Q4.2 — Element Q (Z = 120)

Period: Current Period 7 ends at Z = 118 (Og). Z = 119 begins Period 8; Z = 120 is the second element in Period 8 [1]. Group: Group 2 (second column of s-block, analogous to Be, Mg, Ca, Sr, Ba, Ra) [1]. Block: s-block (filling the 8s subshell); 2 valence electrons. Q would be predicted to be a very reactive alkaline earth metal, even more reactive than Ra [1].

Q5 — Diagram critique

5.1 Error 1 (noble gases have no electrons): Noble gases are labelled “inert because they have no electrons” — this is incorrect [1]. Correction: Noble gases are unreactive because their valence shells are complete (8 electrons, or 2 for He). They have the same total electrons as any other element; it is the stable, full valence configuration that prevents them from reacting [1].

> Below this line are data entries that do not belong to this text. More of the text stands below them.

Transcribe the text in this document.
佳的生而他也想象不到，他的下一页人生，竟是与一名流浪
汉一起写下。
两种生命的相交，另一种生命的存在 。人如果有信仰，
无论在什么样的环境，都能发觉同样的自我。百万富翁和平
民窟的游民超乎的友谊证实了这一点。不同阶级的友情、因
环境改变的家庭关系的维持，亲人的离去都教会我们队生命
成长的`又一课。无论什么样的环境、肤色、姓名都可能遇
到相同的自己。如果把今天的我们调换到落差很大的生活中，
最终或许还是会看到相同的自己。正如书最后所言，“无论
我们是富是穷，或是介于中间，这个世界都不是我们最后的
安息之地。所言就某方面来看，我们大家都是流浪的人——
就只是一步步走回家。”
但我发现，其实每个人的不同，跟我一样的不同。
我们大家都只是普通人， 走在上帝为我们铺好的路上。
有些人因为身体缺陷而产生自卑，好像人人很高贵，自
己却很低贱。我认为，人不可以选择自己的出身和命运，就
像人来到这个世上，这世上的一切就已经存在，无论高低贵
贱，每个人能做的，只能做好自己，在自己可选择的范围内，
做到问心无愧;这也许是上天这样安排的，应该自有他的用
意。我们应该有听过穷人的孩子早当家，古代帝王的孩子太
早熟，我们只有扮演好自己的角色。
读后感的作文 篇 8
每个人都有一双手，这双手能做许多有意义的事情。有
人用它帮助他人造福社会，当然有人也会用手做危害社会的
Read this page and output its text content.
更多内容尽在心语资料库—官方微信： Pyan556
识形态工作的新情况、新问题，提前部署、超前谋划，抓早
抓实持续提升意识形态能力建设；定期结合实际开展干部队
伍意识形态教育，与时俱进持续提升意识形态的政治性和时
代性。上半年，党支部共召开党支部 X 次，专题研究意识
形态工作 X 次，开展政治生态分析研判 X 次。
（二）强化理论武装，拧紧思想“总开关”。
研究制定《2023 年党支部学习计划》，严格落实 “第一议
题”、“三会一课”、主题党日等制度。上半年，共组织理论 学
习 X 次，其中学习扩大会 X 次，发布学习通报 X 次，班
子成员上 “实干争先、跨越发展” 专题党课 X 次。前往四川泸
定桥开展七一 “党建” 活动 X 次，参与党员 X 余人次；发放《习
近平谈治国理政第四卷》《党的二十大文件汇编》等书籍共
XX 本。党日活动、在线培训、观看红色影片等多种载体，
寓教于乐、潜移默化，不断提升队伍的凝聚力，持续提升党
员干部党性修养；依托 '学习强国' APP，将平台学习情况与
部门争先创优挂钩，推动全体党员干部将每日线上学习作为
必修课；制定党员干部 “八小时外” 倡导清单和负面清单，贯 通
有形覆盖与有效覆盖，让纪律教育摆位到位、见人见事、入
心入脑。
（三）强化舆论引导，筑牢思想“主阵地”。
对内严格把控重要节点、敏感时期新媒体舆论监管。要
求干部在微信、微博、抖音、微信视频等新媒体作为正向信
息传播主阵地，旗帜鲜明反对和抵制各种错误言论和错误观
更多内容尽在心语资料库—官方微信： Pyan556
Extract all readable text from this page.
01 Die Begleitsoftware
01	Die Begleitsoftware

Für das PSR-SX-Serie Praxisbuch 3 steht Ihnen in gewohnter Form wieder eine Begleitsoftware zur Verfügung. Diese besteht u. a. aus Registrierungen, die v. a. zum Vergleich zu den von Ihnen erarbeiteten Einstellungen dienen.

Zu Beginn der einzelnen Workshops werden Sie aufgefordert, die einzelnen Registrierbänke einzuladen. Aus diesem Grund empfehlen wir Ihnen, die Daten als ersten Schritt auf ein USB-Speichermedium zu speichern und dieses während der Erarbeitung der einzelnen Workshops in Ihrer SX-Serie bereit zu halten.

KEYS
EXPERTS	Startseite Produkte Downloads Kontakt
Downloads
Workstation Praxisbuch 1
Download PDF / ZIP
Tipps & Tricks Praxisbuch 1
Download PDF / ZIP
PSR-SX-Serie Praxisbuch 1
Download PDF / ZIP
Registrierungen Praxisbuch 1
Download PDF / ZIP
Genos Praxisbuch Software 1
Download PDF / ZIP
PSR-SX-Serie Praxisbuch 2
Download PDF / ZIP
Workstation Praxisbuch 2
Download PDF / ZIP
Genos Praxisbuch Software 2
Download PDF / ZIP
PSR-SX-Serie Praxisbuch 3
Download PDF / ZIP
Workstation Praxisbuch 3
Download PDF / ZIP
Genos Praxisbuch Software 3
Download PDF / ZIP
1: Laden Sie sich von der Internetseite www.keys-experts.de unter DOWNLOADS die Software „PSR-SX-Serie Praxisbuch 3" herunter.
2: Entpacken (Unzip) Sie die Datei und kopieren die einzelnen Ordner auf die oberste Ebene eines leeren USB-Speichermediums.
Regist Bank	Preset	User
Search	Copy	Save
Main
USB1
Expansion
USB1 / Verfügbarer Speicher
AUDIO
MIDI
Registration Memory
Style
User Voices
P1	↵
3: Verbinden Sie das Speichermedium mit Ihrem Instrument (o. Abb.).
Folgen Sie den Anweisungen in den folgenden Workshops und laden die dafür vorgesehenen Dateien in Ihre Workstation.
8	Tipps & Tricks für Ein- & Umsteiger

5.2 Error 2 (metal reactivity decreases down Group 1): The arrow states reactivity decreases going down Group 1 — this is the opposite of the correct trend [1]. Correction: Metal reactivity increases going down Group 1. Larger atoms have their valence electron further from the nucleus with more shielding, so it is easier to lose — making lower-period alkali metals more reactive [1].

5.3 Error 3 (period number = number of valence electrons): Period number is incorrectly described as equalling the number of valence electrons [1]. Correction: Period number = number of occupied electron shells. Valence electrons determine the group number (for main-group elements), not the period number [1].